Annette SHANDS, Plaintiff-Appellant, LAKELAND CENTRAL SCHOOL DISTRICT, Dr. Tammy Cosgrove, Assistant Superintendent of Human Resources, Defendants-Appellees.*

18-2172

Decided: July 02, 2019

Present: Dennis Jacobs, Debra Ann Livingston, Susan L. Carney, Circuit Judges. For Plaintiff-Appellant: Annette Shands, pro se, Cortlandt Manor, NY. For Defendants-Appellees: James A. Randazzo, (Drew W. Sumner, on the brief), Portale Randazzo LLP, White Plains, NY.

Annette Shands, pro se, appeals from the July 5, 2018 decision and order of the United States District Court for the Southern District of New York (Karas, J.) granting summary judgment to the Lakeland Central School District and its Assistant Superintendent of Human Resources, Dr. Tammy Cosgrove (collectively, the “Defendants”), on her discrimination claims brought under the Age Discrimination in Employment Act (“ADEA”), 29 U.S.C. § 621; the Fourteenth Amendment Equal Protection Clause; and the New York State Human Rights Law (“NYSHRL”), N.Y. Exec. Law § 296. We review de novo the district court’s grant of summary judgment, construing the evidence in the light most favorable to the nonmoving party and drawing all reasonable inferences in its favor. See, e.g. Darnell v. Pineiro, 849 F.3d 17, 22 (2d Cir. 2017). “Summary judgment is appropriate ‘if the movant shows that there is no genuine dispute as to any material fact and the movant is entitled to judgment as a matter of law.’ ” Sousa v. Marquez, 702 F.3d 124, 127 (2d Cir. 2012) (quoting Fed. R. Civ. P. 56(a)). We construe Shands’s pro se submissions liberally, and interpret them “to raise the strongest arguments that they suggest.” Triestman v. Fed. Bureau of Prisons, 470 F.3d 471, 474 (2d Cir. 2006) (internal quotation marks and emphasis omitted). We assume the parties’ familiarity with the underlying facts, the procedural history of the case, and the issues on appeal.

* * *

Shands, an African-American woman over the age of sixty-five, filed the present action on May 26, 2015, following Defendants’ failure to hire her for the position of Assistant Principal at Lakeland Copper Beach Middle School. Shands applied for the Assistant Principal position in May 2014, and was one of over 300 applicants. Pointing to her prior experience as a pastor and schoolteacher, Shands contends that the Defendants discriminated against her on the basis of her age, race, and gender in declining to recommend and hire her for the position.

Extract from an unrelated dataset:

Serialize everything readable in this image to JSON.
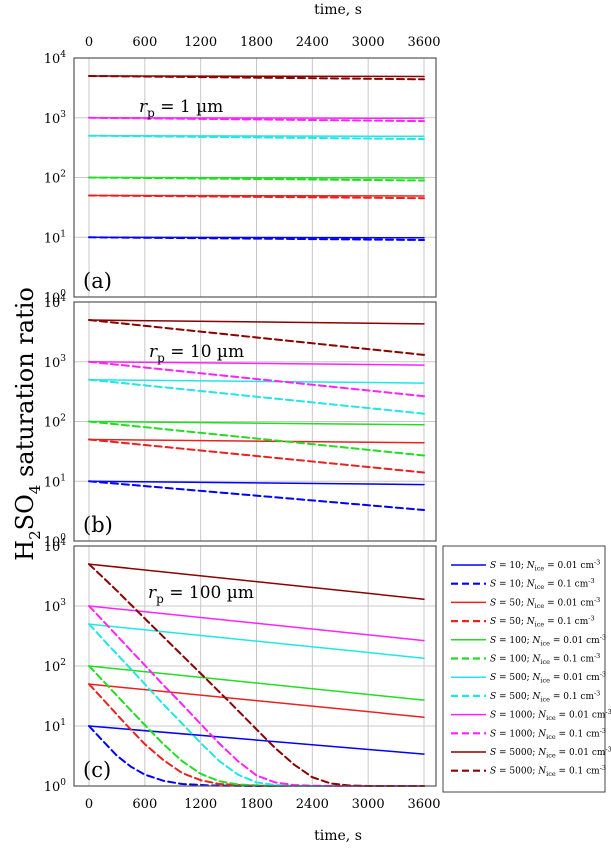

All of Shands’s discrimination claims proceed under the burden-shifting framework articulated in McDonnell Douglas Corp. v. Green, 411 U.S. 792, 802, 93 S.Ct. 1817, 36 L.Ed.2d 668 (1973); see also Bucalo v. Shelter Island Union Free Sch. Dist., 691 F.3d 119, 129 (2d Cir. 2012) (applying the framework to a discrimination claim brought under the ADEA); Spiegel v. Schulmann, 604 F.3d 72, 80 (2d Cir. 2010) (NYSHRL); Feingold v. New York, 366 F.3d 138, 159 (2d Cir. 2004) (equal protection claim under § 1983). Pursuant to this framework, if the plaintiff establishes a prima facie case of discrimination, the burden shifts to the employer to articulate some legitimate, nondiscriminatory reason for the adverse employment action. McDonnell Douglas, 411 U.S. at 802, 93 S.Ct. 1817. If the employer successfully makes such a showing, the burden shifts back to the plaintiff to show that the employer’s nondiscriminatory reasons are a pretext for discrimination. Id. at 804–05, 93 S.Ct. 1817. With regard to her ADEA claim, Shands has the added burden of establishing that age was the “but-for” cause of the discrimination. See Vega v. Hempstead Union Free Sch. Dist., 801 F.3d 72, 86 (2d Cir. 2015).

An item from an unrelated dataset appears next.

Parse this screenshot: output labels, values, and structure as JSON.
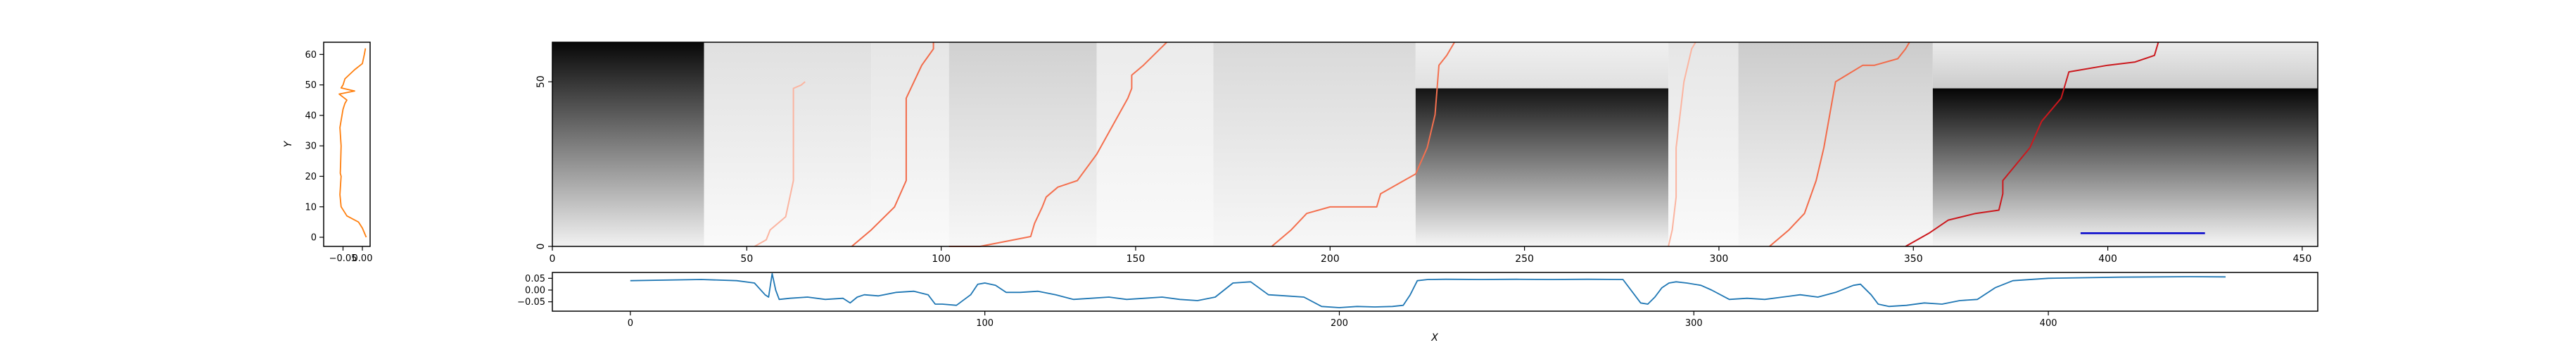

After reviewing the record, we conclude that the district court properly granted summary judgment to Defendants on all of Shands’s discrimination claims. While Shands may have established a prima facie case of discrimination, Defendants sufficiently established legitimate, non-discriminatory reasons for the decision to hire their preferred candidate, Francesco Ruolo. Specifically, they produced evidence of his years of experience as an assistant principal and knowledge of the Common Core system, a qualification for which they had advertised. Shands, whose most recent employment by a school district was as a substitute teacher in 2002, has not presented evidence that the Defendants’ decision not to hire her was due to discriminatory animus rather than their asserted justifications. Although Shands points to various difficulties she encountered in submitting her application, she offers no evidence that Defendants intentionally created obstacles to prevent her from filing a successful application, let alone that they did so because of her age, race, or gender. And while Shands argues that her experiences in public education and teaching more broadly are more extensive and valuable than Ruolo’s, we “do not sit as a super-personnel department that reexamines an entity’s business decisions.” Delaney v. Bank of Am. Corp., 766 F.3d 163, 169 (2d Cir. 2014) (internal quotation marks omitted). We certainly cannot say that Shands’s credentials are “so superior ․ that no reasonable person, in the exercise of impartial judgment, could have chosen the candidate selected over [her].” Byrnie v. Town of Cromwell, Bd. of Educ., 243 F.3d 93, 103 (2d Cir. 2001). In sum, Shands’s subjective disagreement with Defendants’ assessment of her qualifications cannot sustain a claim of discrimination under the ADEA, Title VII, NYSHRL, or § 1983.

We have considered all of Shands’s remaining arguments and find them to be without merit. For the foregoing reasons, the judgment of the district court is AFFIRMED.